On Wednesday, the 11th Circuit Court of Appeals heard arguments in the case Cambridge Christian School v. Florida High School Athletic Association (FHSAA), a case determining whether or not the government can prevent a Christian school from using a stadium loudspeaker to pray. The FHSAA denied Cambridge Christian School the use of the same loudspeaker that the Reverend Billy Graham used to christen that very stadium with prayer.
“We know that the reason why they denied this request for prayer is because of the religious viewpoint that would be expressed in the speech,” Jeremy Dys, deputy general counsel for First Liberty, told PJ Media. Had the FHSAA refused the loudspeaker in general, the case would not involve anti-religious discrimination, he argued.
“They said no, because it’s religious. That’s what violated the Constitution,” Dys explained. “It would not have been discrimination if they had said, ‘No, they cannot give comments before the game.'”
The association argued that if it allowed the microphone to be used for prayer — as it was by Billy Graham — it would be violating the establishment clause of the Constitution and effectively establishing a religion. By doing so, it “was actually engaged in religious hostility to the religious beliefs of Cambridge Christian School,” the lawyer explained.
“This is very longstanding Supreme Court precedent that the government cannot engage in viewpoint discrimination in any forum,” Dys argued. “The state has to remain neutral to the religious exercise of its citizens.”
The First Liberty lawyer claimed that, if FHSAA’s denial were to be upheld, “it’s effectively telling every student there and everybody watching that prayer in public is wrong. Just because it takes place over a state-owned microphone, prayer in public is bad.”

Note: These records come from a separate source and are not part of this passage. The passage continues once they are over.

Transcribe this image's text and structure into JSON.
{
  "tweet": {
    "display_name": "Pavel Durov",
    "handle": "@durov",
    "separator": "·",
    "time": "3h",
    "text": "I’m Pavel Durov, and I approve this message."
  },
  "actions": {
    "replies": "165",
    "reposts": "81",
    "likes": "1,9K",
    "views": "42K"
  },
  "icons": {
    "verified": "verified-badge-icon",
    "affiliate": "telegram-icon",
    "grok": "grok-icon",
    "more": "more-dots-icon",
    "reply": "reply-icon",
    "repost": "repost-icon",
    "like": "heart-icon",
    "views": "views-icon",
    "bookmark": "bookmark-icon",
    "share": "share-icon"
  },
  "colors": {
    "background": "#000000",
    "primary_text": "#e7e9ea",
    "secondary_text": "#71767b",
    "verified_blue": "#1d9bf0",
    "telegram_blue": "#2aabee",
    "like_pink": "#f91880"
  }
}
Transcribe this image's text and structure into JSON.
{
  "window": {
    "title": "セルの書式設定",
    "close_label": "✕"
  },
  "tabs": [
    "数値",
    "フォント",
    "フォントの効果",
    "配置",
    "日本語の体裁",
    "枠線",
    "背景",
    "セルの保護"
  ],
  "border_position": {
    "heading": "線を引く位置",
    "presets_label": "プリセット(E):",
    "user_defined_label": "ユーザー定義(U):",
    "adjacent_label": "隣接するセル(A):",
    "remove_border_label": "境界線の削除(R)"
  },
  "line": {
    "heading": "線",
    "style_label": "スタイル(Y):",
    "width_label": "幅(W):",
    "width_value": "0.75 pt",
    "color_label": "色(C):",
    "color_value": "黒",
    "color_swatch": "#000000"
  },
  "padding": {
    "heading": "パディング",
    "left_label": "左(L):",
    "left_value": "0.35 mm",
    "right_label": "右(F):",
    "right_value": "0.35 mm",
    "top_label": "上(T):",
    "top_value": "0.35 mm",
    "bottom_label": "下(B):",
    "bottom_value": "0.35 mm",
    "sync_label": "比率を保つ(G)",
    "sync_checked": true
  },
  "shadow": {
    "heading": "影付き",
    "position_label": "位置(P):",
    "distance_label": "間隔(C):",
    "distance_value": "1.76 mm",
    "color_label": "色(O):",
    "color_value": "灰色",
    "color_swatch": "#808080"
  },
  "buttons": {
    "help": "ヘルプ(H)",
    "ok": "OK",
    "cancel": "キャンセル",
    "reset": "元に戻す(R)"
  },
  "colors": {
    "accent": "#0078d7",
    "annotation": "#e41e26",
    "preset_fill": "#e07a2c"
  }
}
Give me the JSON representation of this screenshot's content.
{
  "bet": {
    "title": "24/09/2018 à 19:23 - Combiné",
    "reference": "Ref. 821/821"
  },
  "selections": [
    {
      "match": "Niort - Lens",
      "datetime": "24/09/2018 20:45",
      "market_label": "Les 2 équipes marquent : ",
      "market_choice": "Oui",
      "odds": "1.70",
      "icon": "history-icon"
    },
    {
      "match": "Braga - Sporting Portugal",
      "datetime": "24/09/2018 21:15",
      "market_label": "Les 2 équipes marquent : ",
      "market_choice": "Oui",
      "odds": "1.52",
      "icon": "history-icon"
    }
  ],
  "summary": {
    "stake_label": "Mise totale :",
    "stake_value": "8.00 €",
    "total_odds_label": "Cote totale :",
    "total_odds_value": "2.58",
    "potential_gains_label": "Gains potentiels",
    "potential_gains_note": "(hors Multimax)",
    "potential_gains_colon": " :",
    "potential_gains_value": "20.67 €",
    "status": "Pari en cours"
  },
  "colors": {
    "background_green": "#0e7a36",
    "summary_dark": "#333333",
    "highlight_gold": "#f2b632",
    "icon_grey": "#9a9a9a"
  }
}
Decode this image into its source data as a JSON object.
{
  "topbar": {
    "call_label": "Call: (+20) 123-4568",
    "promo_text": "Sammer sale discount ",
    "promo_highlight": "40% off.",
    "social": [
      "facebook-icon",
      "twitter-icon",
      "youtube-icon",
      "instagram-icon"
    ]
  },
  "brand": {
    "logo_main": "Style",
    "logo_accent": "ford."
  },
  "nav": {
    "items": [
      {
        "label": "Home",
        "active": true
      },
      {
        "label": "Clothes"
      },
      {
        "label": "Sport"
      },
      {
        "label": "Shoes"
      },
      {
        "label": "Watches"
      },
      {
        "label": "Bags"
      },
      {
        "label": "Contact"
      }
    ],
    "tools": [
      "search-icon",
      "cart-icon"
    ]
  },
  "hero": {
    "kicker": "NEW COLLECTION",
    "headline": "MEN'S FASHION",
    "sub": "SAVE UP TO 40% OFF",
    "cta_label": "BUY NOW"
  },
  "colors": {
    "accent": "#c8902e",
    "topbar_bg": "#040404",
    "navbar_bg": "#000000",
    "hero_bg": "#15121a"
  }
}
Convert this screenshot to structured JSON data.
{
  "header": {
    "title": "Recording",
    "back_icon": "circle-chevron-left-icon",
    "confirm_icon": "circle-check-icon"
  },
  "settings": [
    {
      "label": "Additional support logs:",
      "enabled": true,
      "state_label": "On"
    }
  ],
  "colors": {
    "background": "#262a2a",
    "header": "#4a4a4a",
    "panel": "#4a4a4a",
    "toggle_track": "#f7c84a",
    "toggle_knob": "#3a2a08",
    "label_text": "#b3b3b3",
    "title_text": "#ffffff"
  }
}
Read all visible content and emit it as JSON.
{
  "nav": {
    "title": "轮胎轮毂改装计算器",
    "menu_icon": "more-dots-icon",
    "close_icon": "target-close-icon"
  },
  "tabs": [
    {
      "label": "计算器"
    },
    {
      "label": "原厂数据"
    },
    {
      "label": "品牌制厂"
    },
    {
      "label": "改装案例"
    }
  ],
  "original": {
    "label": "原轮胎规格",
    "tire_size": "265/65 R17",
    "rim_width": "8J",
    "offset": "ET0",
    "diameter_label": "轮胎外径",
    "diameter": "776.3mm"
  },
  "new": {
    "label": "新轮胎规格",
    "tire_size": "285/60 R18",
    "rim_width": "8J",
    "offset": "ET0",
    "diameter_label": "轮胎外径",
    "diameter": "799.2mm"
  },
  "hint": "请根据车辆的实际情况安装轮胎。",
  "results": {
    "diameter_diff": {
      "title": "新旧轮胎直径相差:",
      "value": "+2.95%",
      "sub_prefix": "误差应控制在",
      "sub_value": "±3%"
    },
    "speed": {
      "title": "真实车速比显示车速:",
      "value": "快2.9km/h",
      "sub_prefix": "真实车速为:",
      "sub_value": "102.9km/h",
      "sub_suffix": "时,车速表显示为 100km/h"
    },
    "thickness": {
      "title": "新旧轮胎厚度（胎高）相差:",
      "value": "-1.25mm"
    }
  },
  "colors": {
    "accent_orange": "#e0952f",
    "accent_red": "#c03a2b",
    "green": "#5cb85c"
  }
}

Dys noted, however, that Billy Graham himself christened the stadiums in question. “Billy Graham, I think, engaged in religious speech over the very same speakers,” he said. Any hesitance was based on the possibility that the speakers have been replaced, not doubt about whether or not Graham preached at the stadiums in question.
“Under this holding, because this is state-owned property and a state-owned microphone, the state could deny religious speech from being broadcast,” Dys explained. This would run roughshod over the First Amendment’s protection of free speech.
The 11th Circuit Court of Appeals was reconsidering a district court’s dismissal of Cambridge Christian School’s complaint. Dys, who took part in oral arguments on Wednesday, said the court of appeals was “certainly concerned with the fact that the district court acted too quickly in dismissing the complaint.” The court carefully weighed the arguments this week, suggesting they might overturn the decision and find in favor of Cambridge Christian School.
As Dys wrote in an op-ed on the case for The Hill, “If the First Amendment does not protect the right of two Christian schools to pray for 30 seconds over a city-owned loudspeaker in 2015, can it protect the next Billy Graham who wants to use the same public address system in the same stadium?”
The anti-religious hostility on display in this case is astounding and utterly out of keeping with America’s rich religious heritage and protections on free speech. Public spaces and public microphones are not off-limits to religious free speech just because it is religious.